Malek studied Persian and Arabic under the tutelage of Sheikh Massih Taleghani and later Mirza Abolhassan Jelveh, the most prominent scholars of the period. From a very early age he became interested in books and fascinated by literature, history, Islamic law and religion as well as numismatics and art.

He was fascinated by rare books and started collecting from a very early age. This interest led to the creation of an incredible collection of manuscripts and printed books. It eventually became the Malek National Library and Museum, one of the most important cultural institutions in West Asia. The library holds a notable collection of over 20,000 and 42000 volumes of printed books from the early Islamic period to the present. Malek was also interested in other media and collected paintings, prints, farmans and decrees, penboxes, lacquer, metalwork, coins, stamps, carpets and textiles.

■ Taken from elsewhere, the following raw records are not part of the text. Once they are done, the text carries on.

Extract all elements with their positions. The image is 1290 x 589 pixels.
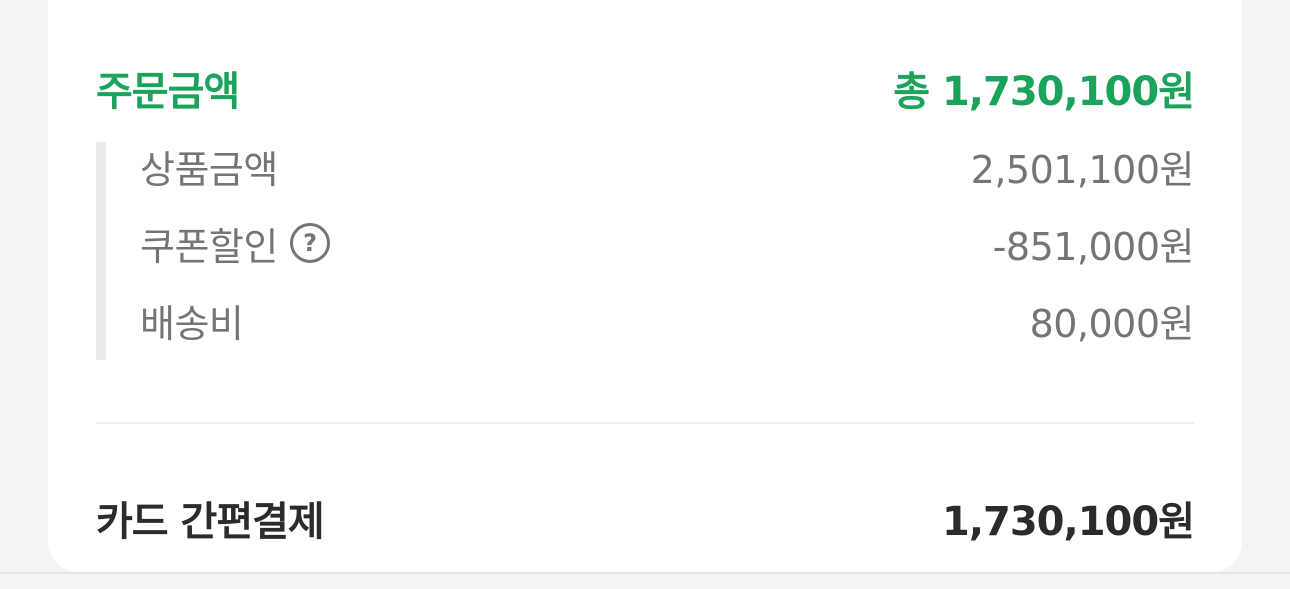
order-amount-label: 주문금액 [96,69,240,115]
order-summary-card: 주문금액 총 1,730,100원 상품금액 2,501,100원 쿠폰할인 ?… [48,0,1242,572]
section-divider [96,422,1194,424]
payment-method-label: 카드 간편결제 [96,499,325,545]
coupon-discount-value: -851,000원 [992,224,1195,269]
coupon-discount-label-group: 쿠폰할인 ? [140,216,330,271]
question-circle-icon[interactable]: ? [289,223,330,263]
shipping-fee-label: 배송비 [140,301,244,346]
product-amount-value: 2,501,100원 [970,147,1195,192]
coupon-discount-label: 쿠폰할인 [140,224,278,269]
order-amount-header: 주문금액 총 1,730,100원 [96,58,1195,118]
bottom-bar [0,572,1290,589]
payment-amount: 1,730,100원 [941,499,1195,545]
breakdown-row-product: 상품금액 2,501,100원 [140,142,1195,192]
payment-method-row: 카드 간편결제 1,730,100원 [96,490,1195,546]
amount-breakdown: 상품금액 2,501,100원 쿠폰할인 ? -851,000원 배송비 80,… [96,142,1195,360]
shipping-fee-value: 80,000원 [1029,301,1195,346]
breakdown-row-coupon: 쿠폰할인 ? -851,000원 [140,219,1195,269]
order-total-amount: 총 1,730,100원 [893,69,1195,115]
breakdown-row-shipping: 배송비 80,000원 [140,296,1195,346]
product-amount-label: 상품금액 [140,147,278,192]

Malek built hospitals, orphanages and schools for the people of Khorasan. An enormous amount of agricultural land, property and wealth was given as waqf (وقف, lit. '"religious donation"') in 1937 to the Imam Reza shrine in Mashhad, the Astan Quds Razavi. This was mainly for the upkeep and the development of the collection and the museum which was to remain under his supervision until his death in 1973 and then to pass on to the Astan Quds for public use. His waqf is considered the most important in Iran in size, value, and importance. Where other waqfs were devoted to mosques or religious institutions, his was devoted to education and art. Despite his amazing wealth, he is more known for his considerable philanthropy.

Before his passing he asked his daughters to keep watch over the museum, a few of whom are still present today. Although scattered, they all still hold strong their roles as moderators and take part in many of the annual events.